In July 2026, Gildan entered an agreement to sell its Hanesbrands Australia business to BB FIT Investments for US$490 million.

== Advertising and sponsorships ==
Gildan bought a 30-second spot to air an advertisement during the third quarter of Super Bowl XLVII, broadcast 3 February 2013. The ad was part of an overall $25 million marketing push created by DeVito/Verdi, which included broadcast, print, digital, event marketing, and public relations. Gildan started speaking to the media about its Super Bowl ad in early December 2012.

The company also sponsored the New Mexico Bowl played in Albuquerque from 2011 through 2017.

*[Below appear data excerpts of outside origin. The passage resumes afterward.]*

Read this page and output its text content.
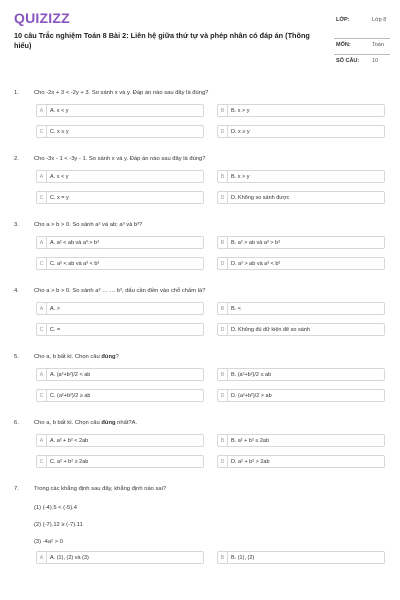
QUIZIZZ
10 câu Trắc nghiệm Toán 8 Bài 2: Liên hệ giữa thứ tự và phép nhân có đáp án (Thông hiểu)
LỚP:	Lớp 8
MÔN:	Toán
SỐ CÂU: 10
1.	Cho -2x + 3 < -2y + 3. So sánh x và y. Đáp án nào sau đây là đúng?
A	A. x < y	B	B. x > y
C	C. x ≤ y	D	D. x ≥ y
2.	Cho -3x - 1 < -3y - 1. So sánh x và y. Đáp án nào sau đây là đúng?
A	A. x < y	B	B. x > y
C	C. x = y	D	D. Không so sánh được
3.	Cho a > b > 0. So sánh a² và ab; a³ và b³?
A	A. a² < ab và a³ > b³	B	B. a² > ab và a³ > b³
C	C. a² < ab và a³ < b³	D	D. a² > ab và a³ < b³
4.	Cho a > b > 0. So sánh a³ … … b³, dấu cần điền vào chỗ chấm là?
A	A. >	B	B. <
C	C. =	D	D. Không đủ dữ kiện để so sánh
5.	Cho a, b bất kì. Chọn câu đúng?
A	A. (a²+b²)/2 < ab	B	B. (a²+b²)/2 ≤ ab
C	C. (a²+b²)/2 ≥ ab	D	D. (a²+b²)/2 > ab
6.	Cho a, b bất kì. Chọn câu đúng nhất?A.
A	A. a² + b² < 2ab	B	B. a² + b² ≤ 2ab
C	C. a² + b² ≥ 2ab	D	D. a² + b² > 2ab
7.	Trong các khẳng định sau đây, khẳng định nào sai?
(1) (-4).5 < (-5).4
(2) (-7).12 ≥ (-7).11
(3) -4a² > 0
A	A. (1), (2) và (3)	B	B. (1), (2)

In a 2017 commercial, Gildan depicted older men in (sometimes ill-fitting) white briefs and urged younger men not to wear their fathers' underwear. Blake Shelton was a spokesperson for the company.

== Allegations of labor rights violations ==
Genesis, S.A. is a Haitian factory manufacturing T-shirts whose main customer is Gildan Activewear. It has been accused as the most serious offender in a campaign of retaliatory dismissals, targeted at the leaders of a new labor rights and union organizing effort in Haiti's capital, Port-au-Prince. According to a 2012 report by Workers Rights Consortium, Gildan "ultimately intervened aggressively at Genesis and, to Gildan’s credit, played a pivotal role in achieving reinstatement. Hanesbrands played a similar role at Multiwear."